It was a poetic coincidence that the week the Labour party made its defiant last stand in Brighton, the newspapers reported a story that sums up precisely why this country so urgently needs another government. The case of the two policewomen who have been ordered by Ofsted to stop their sensible, reciprocal babysitting arrangement, under the terms of the 2006 Childcare Act, shows just how damaging Labour’s addiction to risk-averse legislation can be.
In this case, it has turned neighbours into vindictive sneaks — the WPCs’ babysitting deal was said to have been reported by an anonymous local with a personal grudge; and it has dissuaded two diligent mothers not just from working, but (they said) from having more children as well. Worst of all, the two young girls, the children this act purports to protect, are now less happy and less well-cared-for by strangers in a nursery.

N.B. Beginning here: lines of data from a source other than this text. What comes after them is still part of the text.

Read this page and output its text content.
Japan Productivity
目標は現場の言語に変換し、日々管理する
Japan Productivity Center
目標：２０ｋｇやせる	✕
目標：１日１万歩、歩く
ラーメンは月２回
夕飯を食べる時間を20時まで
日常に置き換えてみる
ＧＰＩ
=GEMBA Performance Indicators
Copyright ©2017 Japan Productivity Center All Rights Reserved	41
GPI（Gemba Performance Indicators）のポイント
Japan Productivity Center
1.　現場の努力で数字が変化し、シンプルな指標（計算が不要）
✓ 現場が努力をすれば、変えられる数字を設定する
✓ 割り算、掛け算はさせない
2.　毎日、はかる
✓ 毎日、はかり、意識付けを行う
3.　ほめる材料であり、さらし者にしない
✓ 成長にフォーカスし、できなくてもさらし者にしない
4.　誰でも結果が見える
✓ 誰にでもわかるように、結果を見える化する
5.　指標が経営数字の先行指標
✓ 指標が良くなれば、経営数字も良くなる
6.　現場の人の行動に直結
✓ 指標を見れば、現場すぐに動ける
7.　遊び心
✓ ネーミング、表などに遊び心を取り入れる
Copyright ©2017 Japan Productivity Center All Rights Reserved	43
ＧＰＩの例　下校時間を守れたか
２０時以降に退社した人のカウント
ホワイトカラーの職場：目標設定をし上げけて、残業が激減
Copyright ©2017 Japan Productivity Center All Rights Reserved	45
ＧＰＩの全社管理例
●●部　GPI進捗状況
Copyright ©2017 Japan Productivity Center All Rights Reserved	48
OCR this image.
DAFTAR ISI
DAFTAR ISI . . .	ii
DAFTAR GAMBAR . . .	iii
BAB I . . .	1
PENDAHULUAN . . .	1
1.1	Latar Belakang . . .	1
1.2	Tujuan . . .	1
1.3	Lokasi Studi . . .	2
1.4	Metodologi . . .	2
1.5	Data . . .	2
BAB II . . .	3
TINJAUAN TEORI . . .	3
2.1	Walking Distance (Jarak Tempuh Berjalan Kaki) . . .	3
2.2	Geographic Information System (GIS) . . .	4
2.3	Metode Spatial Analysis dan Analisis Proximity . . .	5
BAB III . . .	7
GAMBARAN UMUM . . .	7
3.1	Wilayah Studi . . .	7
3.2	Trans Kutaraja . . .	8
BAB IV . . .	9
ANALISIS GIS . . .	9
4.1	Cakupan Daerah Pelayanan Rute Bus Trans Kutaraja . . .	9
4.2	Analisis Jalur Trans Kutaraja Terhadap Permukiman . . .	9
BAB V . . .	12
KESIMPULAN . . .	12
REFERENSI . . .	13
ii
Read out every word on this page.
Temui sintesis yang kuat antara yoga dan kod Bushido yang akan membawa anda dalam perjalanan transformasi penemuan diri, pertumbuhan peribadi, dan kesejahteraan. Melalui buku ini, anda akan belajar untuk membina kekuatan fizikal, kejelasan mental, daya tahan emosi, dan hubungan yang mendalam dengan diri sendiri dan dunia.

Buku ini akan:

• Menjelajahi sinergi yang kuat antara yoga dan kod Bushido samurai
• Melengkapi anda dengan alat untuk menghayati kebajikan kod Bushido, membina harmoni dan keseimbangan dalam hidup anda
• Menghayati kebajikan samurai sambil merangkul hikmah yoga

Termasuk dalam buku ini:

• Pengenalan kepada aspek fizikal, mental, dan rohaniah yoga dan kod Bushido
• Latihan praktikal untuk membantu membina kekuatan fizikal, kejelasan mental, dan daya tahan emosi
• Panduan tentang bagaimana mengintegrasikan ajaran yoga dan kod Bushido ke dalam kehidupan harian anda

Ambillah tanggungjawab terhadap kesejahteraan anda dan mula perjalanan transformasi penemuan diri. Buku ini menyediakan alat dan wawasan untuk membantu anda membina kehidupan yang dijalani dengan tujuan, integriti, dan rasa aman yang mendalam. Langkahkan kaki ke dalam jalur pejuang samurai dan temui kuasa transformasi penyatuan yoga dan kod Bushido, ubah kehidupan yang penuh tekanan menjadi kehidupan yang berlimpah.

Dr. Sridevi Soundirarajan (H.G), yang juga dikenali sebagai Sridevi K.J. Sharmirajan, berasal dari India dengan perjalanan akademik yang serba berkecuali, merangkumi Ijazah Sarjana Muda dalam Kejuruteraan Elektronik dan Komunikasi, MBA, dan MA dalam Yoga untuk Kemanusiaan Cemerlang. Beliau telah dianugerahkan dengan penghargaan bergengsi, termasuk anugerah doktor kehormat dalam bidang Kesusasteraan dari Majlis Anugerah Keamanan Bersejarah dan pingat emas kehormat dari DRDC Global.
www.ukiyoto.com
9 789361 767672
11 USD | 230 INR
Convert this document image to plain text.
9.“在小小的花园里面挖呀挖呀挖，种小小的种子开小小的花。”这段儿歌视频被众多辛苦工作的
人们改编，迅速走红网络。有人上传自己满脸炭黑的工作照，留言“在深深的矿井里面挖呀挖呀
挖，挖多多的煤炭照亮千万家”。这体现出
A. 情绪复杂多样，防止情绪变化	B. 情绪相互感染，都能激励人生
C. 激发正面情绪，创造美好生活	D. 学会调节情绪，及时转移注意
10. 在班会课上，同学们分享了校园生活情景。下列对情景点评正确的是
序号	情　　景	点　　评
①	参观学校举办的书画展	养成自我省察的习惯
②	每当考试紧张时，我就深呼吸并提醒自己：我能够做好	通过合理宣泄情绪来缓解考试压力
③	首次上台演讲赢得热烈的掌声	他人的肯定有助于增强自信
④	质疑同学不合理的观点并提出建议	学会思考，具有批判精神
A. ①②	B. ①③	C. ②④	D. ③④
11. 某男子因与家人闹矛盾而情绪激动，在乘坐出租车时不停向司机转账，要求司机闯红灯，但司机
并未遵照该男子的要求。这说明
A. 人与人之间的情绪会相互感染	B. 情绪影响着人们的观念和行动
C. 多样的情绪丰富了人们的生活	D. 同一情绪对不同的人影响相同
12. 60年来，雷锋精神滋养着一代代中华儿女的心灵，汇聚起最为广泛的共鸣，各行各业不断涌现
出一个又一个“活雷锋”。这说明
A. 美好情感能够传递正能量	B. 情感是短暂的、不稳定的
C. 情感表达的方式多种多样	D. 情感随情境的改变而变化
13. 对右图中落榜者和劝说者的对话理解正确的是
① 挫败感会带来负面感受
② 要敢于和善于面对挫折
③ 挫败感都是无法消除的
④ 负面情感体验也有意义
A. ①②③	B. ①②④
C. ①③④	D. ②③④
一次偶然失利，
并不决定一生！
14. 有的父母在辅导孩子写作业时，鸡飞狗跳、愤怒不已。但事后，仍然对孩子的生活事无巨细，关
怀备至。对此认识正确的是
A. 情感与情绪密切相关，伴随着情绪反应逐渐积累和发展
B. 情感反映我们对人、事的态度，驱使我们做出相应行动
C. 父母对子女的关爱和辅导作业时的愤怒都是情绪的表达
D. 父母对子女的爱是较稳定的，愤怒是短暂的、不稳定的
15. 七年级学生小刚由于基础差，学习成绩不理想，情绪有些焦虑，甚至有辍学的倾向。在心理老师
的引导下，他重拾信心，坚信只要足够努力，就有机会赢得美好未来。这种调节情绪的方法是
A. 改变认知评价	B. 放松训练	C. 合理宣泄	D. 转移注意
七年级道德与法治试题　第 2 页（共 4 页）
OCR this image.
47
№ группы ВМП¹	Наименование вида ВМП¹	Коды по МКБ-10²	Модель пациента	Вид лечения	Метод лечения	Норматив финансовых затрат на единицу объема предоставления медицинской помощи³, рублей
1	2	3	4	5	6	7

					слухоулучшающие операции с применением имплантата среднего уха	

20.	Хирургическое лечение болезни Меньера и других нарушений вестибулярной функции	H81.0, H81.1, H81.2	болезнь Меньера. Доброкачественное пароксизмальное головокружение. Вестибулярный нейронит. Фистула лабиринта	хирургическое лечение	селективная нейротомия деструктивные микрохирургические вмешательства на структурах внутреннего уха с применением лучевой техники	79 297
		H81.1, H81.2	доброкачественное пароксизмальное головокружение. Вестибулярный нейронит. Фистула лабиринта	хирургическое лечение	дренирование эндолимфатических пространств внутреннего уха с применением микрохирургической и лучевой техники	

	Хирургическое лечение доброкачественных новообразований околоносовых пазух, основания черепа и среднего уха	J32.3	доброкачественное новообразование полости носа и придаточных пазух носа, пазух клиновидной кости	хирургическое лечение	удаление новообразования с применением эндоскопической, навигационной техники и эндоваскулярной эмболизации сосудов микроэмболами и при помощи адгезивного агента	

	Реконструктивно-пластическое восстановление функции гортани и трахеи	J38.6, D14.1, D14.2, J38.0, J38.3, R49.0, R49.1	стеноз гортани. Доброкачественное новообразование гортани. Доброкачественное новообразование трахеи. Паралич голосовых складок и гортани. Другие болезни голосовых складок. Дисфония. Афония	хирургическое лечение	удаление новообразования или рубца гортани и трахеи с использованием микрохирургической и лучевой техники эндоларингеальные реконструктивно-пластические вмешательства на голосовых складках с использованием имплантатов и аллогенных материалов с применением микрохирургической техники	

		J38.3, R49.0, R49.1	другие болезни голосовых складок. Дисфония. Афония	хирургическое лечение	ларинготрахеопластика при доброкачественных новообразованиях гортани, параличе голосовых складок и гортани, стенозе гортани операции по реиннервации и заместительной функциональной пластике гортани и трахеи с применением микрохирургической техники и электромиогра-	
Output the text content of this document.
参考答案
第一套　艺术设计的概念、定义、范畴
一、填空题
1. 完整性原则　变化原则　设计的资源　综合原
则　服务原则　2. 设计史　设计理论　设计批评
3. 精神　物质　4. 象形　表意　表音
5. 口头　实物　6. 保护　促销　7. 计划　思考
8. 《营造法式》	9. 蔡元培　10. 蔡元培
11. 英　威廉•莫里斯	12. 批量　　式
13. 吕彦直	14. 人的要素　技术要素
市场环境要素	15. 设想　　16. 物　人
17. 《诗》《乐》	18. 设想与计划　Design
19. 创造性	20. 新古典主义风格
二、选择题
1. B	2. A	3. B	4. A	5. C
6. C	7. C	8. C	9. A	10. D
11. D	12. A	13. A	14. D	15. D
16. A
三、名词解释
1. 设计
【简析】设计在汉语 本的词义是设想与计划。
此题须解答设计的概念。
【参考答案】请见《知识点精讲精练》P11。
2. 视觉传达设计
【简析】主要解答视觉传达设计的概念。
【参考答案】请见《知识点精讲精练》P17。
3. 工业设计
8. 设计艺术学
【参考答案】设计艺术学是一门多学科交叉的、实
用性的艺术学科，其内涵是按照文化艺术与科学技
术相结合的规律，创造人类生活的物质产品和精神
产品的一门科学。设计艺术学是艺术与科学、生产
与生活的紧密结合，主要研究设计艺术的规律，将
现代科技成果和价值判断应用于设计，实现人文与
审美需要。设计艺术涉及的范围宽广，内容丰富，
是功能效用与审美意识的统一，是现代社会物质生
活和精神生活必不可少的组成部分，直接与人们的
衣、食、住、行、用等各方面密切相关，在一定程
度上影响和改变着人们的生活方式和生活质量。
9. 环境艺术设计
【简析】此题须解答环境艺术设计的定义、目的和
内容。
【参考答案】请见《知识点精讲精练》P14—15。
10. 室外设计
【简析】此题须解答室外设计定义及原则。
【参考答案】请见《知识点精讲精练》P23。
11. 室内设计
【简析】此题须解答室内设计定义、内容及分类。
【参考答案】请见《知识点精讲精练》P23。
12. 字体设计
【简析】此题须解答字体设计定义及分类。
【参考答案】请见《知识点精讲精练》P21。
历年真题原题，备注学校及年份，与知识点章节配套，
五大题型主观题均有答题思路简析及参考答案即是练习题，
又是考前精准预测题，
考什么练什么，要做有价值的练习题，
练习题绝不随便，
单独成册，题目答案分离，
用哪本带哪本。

Ofsted defends the Childcare Act by pointing out that not everybody has to check in with them to be a babysitter. Close relatives are exempt, it says. The tragic irony of this is that in the vast majority of cases — think of poor Baby P or Shannon Matthews — children are abused by exactly those family members Ofsted lets off the hook.
Perhaps the real reason for Ofsted’s insistence on the letter of the law is that in not registering themselves as child-minders, WPCs Jarrett and Shepherd avoided paying the watchdog an annual fee of £103. After all, how can a nanny state be expected to survive if its citizens insist on growing up and doing things for themselves?